Mundo
O recado de Lula a Trump, na Índia: ‘Não queremos uma nova Guerra Fria’
Os presidentes brasileiro e norte-americano devem se reunir provavelmente em março
O presidente Lula (PT) declarou, neste domingo 22, na Índia, que espera dizer ao seu homólogo americano, Donald Trump, que deseja que todos os países sejam tratados da mesma forma, sem que os poderosos imponham sua vontade às nações mais fracas.
“Quero dizer ao presidente Trump que não queremos uma nova Guerra Fria. Nós queremos ter relações iguais com todos os países. Nós queremos tratar todos em igualdade de condições e receber deles um tratamento também igualitário”, declarou Lula após a visita à Índia.
“Se isso for possível, eu acho que tudo voltará à normalidade”, acrescentou o presidente, que seguirá viagem para a Coreia do Sul e os Emirados Árabes Unidos. Lula e Trump devem se reunir provavelmente em março.
O presidente brasileiro fez essas declarações durante sua visita à Índia, onde assinou um acordo com o primeiro-ministro, Narendra Modi, sobre minerais críticos e terras raras. Além disso, ambos os líderes reafirmaram a expectativa de aumentar o comércio bilateral entre seus países para 30 bilhões de dólares (156 bilhões de reais) até 2030.

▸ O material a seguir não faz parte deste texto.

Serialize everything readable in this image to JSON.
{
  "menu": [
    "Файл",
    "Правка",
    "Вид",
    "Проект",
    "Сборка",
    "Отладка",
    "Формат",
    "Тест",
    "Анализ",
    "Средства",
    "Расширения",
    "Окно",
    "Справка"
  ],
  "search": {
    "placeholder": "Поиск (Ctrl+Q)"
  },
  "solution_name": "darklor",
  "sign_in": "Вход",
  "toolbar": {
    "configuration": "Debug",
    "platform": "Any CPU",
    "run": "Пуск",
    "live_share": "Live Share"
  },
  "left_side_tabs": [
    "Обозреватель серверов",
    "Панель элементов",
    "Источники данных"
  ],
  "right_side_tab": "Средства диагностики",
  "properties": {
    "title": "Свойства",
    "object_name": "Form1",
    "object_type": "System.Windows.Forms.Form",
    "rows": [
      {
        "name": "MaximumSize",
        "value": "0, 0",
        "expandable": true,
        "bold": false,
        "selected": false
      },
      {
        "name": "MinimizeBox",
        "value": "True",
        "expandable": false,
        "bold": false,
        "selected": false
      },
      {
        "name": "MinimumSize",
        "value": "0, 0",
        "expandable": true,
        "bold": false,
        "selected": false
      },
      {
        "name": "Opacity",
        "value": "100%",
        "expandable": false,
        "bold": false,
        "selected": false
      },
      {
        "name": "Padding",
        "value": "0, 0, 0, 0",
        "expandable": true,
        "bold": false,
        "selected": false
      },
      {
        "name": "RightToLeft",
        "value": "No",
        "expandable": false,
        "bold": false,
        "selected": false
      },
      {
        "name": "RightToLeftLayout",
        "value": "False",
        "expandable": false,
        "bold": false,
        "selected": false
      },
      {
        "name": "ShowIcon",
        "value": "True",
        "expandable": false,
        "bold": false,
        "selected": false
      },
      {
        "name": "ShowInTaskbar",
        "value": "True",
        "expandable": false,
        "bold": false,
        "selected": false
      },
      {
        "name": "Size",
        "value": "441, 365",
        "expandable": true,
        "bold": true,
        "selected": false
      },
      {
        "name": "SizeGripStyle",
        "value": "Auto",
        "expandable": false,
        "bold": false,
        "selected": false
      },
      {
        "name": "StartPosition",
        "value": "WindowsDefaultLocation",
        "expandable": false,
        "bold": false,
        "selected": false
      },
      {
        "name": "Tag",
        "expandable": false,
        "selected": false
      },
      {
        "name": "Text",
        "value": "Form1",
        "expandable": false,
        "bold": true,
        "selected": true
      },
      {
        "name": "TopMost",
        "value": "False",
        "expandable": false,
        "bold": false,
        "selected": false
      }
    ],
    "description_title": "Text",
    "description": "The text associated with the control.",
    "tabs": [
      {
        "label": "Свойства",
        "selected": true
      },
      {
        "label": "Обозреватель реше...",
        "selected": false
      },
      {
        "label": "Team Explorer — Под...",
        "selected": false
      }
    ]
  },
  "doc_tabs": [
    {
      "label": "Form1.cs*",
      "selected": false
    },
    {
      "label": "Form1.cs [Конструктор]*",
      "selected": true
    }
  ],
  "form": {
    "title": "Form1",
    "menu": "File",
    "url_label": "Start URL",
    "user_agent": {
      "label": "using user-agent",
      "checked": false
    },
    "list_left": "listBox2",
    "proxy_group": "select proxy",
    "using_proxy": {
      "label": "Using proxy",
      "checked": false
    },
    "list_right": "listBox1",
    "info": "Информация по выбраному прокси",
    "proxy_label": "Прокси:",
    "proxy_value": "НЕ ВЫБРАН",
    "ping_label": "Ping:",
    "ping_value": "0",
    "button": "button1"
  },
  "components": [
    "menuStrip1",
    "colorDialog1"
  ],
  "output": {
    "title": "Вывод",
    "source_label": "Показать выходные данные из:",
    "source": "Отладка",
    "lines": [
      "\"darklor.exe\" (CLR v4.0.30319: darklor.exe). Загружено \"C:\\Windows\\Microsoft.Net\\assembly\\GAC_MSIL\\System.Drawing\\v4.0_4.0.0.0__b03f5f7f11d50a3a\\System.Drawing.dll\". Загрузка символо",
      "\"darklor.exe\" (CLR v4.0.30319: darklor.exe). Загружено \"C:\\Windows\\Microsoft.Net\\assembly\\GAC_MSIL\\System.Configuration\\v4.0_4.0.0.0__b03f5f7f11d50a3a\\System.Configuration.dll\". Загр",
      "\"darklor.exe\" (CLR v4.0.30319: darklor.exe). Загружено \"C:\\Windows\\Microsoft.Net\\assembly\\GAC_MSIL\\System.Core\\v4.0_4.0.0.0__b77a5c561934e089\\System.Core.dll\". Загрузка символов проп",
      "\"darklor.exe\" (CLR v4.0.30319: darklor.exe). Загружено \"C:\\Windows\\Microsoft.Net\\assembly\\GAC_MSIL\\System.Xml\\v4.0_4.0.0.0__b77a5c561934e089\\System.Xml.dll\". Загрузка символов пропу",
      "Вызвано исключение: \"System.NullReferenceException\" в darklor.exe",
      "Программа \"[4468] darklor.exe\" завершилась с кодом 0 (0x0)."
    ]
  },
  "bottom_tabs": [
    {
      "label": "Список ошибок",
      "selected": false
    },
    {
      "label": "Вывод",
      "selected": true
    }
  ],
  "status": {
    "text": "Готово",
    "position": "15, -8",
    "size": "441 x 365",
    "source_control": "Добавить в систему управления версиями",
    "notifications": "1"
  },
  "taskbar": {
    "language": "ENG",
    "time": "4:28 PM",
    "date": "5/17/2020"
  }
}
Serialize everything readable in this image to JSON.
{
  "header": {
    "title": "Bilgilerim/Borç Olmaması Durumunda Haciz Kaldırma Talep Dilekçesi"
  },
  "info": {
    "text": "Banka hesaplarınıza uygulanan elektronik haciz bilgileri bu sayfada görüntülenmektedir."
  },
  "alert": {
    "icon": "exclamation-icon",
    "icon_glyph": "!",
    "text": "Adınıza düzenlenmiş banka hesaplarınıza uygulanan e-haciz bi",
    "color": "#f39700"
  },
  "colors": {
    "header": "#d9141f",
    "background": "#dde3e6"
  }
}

Lula criticou a imposição unilateral de tarifas americanas no ano passado, das quais, segundo ele, só ficou sabendo “pelo Twitter”.

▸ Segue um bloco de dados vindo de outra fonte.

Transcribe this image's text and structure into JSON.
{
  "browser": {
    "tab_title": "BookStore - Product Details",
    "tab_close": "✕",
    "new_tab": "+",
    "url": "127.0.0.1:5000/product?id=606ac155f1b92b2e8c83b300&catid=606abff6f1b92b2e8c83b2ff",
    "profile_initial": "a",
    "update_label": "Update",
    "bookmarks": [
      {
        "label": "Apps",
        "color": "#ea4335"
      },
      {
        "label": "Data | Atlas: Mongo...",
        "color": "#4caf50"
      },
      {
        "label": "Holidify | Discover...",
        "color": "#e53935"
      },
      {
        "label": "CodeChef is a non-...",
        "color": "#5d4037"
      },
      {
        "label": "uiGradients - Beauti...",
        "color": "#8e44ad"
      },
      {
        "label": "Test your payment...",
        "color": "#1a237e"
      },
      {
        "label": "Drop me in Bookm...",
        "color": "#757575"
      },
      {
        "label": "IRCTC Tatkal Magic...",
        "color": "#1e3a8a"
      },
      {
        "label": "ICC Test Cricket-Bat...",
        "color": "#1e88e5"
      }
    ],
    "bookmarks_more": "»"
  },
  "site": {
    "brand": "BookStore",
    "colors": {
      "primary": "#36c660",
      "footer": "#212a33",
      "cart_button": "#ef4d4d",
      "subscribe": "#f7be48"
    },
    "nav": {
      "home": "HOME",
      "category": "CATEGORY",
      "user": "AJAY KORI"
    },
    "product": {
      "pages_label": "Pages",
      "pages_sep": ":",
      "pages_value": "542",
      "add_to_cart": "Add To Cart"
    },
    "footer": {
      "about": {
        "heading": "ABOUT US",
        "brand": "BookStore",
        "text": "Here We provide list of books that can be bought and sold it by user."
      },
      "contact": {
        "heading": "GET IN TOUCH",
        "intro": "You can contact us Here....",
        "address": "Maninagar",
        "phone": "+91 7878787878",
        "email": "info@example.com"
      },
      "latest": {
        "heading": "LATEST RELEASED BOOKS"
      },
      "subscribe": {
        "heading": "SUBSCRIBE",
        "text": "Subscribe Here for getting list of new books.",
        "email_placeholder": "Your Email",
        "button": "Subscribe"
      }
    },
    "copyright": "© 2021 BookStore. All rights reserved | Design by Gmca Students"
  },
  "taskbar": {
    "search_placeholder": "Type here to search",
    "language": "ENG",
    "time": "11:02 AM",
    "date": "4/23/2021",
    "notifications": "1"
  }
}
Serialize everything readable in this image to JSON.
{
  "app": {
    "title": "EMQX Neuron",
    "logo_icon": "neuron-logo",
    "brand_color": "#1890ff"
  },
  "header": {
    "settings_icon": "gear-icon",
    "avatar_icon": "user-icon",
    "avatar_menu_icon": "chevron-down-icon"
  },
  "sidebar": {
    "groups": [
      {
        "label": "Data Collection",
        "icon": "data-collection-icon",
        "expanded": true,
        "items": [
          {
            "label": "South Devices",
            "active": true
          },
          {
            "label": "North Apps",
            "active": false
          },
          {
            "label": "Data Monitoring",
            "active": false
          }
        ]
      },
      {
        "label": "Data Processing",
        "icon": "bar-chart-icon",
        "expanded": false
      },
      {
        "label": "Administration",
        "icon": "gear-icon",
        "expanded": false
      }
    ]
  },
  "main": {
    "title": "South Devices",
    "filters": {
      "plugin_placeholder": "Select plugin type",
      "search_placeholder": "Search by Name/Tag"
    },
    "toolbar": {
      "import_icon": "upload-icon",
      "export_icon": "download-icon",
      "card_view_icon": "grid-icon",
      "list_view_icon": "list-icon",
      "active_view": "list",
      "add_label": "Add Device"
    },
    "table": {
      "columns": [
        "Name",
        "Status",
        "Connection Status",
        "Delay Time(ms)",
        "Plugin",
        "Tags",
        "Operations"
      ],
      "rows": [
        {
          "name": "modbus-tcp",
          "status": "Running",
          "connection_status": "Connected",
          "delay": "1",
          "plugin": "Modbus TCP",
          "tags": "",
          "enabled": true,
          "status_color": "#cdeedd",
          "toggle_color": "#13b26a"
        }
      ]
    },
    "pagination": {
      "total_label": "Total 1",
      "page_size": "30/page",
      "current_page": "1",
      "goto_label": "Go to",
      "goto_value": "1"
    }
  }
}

Da mesma forma, condenou o “autoritarismo” nas negociações com grandes países, como os Estados Unidos, onde um impõe sua vontade ao outro, e elogiou as deliberações com a Índia, que considerou uma “política dos iguais”.

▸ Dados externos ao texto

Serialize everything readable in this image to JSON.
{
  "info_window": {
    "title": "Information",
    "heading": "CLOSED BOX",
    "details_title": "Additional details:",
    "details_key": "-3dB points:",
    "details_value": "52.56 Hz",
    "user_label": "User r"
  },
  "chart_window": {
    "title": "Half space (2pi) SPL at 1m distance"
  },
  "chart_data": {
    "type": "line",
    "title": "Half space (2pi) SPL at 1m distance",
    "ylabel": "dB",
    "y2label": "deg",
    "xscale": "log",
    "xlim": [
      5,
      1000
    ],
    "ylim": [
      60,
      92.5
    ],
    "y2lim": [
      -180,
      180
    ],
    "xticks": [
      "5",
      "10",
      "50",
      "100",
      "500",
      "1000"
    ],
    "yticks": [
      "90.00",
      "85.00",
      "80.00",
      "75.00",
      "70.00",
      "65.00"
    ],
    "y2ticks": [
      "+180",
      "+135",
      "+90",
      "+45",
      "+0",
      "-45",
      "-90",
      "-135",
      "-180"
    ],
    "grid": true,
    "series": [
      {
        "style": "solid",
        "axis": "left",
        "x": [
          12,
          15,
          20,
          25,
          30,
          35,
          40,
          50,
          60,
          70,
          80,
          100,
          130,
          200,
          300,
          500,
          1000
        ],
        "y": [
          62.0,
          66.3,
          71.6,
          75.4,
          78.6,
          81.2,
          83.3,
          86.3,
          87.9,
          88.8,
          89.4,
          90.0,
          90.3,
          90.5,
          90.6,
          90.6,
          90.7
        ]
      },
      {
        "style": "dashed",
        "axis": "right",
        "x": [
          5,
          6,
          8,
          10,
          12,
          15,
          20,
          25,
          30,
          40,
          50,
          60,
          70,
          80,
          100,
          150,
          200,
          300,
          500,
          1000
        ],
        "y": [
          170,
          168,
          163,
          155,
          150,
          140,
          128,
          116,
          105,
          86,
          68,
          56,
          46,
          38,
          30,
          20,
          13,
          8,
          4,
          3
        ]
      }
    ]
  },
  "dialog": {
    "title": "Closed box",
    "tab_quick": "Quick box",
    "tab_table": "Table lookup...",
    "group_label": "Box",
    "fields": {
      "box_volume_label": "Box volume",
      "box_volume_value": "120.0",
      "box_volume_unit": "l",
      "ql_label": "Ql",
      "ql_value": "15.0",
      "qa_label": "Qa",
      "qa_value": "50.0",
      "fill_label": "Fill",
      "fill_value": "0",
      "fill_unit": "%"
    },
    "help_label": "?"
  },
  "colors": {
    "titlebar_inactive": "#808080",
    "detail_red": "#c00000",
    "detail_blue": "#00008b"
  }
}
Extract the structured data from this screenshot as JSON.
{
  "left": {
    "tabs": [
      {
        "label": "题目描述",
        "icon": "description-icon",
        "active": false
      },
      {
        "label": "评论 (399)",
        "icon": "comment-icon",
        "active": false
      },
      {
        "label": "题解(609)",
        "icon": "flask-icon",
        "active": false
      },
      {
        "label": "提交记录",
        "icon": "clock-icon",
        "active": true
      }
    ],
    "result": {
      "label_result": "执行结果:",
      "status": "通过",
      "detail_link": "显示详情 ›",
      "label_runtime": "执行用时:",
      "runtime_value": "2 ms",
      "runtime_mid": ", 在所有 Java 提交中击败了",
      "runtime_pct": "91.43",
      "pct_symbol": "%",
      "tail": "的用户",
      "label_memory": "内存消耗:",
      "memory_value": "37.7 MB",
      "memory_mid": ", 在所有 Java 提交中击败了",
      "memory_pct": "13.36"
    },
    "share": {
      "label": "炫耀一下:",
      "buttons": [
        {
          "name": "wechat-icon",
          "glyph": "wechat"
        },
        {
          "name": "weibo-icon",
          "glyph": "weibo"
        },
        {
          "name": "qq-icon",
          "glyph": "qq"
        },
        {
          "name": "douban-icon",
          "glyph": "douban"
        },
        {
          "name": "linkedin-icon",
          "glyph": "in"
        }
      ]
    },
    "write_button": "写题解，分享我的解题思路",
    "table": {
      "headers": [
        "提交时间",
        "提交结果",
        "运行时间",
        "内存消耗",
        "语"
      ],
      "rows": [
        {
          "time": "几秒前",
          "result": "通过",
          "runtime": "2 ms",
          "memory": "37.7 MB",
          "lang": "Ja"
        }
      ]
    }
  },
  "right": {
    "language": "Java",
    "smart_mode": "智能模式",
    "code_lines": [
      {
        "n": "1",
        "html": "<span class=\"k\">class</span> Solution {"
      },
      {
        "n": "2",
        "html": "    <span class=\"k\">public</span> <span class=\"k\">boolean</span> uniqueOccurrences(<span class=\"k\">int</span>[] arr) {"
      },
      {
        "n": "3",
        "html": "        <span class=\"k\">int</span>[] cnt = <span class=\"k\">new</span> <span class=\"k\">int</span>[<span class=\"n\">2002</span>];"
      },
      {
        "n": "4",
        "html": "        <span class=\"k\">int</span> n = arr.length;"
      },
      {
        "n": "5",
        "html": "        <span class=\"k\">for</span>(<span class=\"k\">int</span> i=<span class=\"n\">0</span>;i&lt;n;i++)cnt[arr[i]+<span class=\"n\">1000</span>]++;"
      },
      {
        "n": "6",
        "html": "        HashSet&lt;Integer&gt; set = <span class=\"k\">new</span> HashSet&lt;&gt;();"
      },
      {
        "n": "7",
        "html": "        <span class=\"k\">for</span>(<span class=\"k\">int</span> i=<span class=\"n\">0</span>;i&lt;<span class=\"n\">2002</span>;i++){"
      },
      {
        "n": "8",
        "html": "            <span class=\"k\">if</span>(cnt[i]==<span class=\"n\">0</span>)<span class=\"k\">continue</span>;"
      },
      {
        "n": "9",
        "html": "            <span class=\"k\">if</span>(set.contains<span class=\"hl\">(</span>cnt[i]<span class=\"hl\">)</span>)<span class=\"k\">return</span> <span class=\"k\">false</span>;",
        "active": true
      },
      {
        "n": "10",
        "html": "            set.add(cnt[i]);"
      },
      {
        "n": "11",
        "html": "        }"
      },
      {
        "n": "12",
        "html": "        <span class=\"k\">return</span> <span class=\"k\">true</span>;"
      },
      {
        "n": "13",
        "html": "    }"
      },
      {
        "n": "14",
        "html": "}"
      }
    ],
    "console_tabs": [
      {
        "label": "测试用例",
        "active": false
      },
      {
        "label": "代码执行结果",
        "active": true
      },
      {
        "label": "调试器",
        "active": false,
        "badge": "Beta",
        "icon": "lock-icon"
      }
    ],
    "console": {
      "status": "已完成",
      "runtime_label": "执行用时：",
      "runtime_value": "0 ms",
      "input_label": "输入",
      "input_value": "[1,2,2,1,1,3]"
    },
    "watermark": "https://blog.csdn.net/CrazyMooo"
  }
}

A Suprema Corte dos EUA derrubou a maior parte das tarifas impostas por Trump em todo o mundo, embora o líder americano tenha anunciado posteriormente uma nova tarifa de 15% sobre as importações.
“Nada proibido”
Lula e Trump, ambos com 79 anos, se reuniram em outubro do ano passado na Malásia, um encontro que amenizou as tensões.
Trump também isentou importantes exportações brasileiras de uma tarifa de 40% que havia imposto meses antes.
Sobre seu próximo encontro com Trump, Lula insistiu que nada está fora de questão e citou a questão dos minerais.
“O que não vamos permitir é que aconteça com nossas terras raras o que aconteceu com nosso minério de ferro. Por tantos anos a gente só cavou buraco para mandar minério para fora e depois comprar produto manufaturado”, alertou.
Lula anunciou que sua agenda com Trump inclui comércio, parcerias universitárias, a situação dos brasileiros residentes nos Estados Unidos e investimentos americanos no Brasil.
“Não sei qual é a pauta dele, mas eu espero que, depois dessa reunião, a gente possa estar garantindo que voltou a ter uma relação altamente civilizada, altamente respeitosa”, afirmou.
O presidente brasileiro reiterou seu apoio à reforma do Conselho de Segurança da ONU para incluir países em desenvolvimento como Brasil, Índia e México.
“É preciso fortalecer a ONU se a gente quer que prevaleça uma instituição de importância vital para a manutenção da paz e da harmonia no mundo”, disse.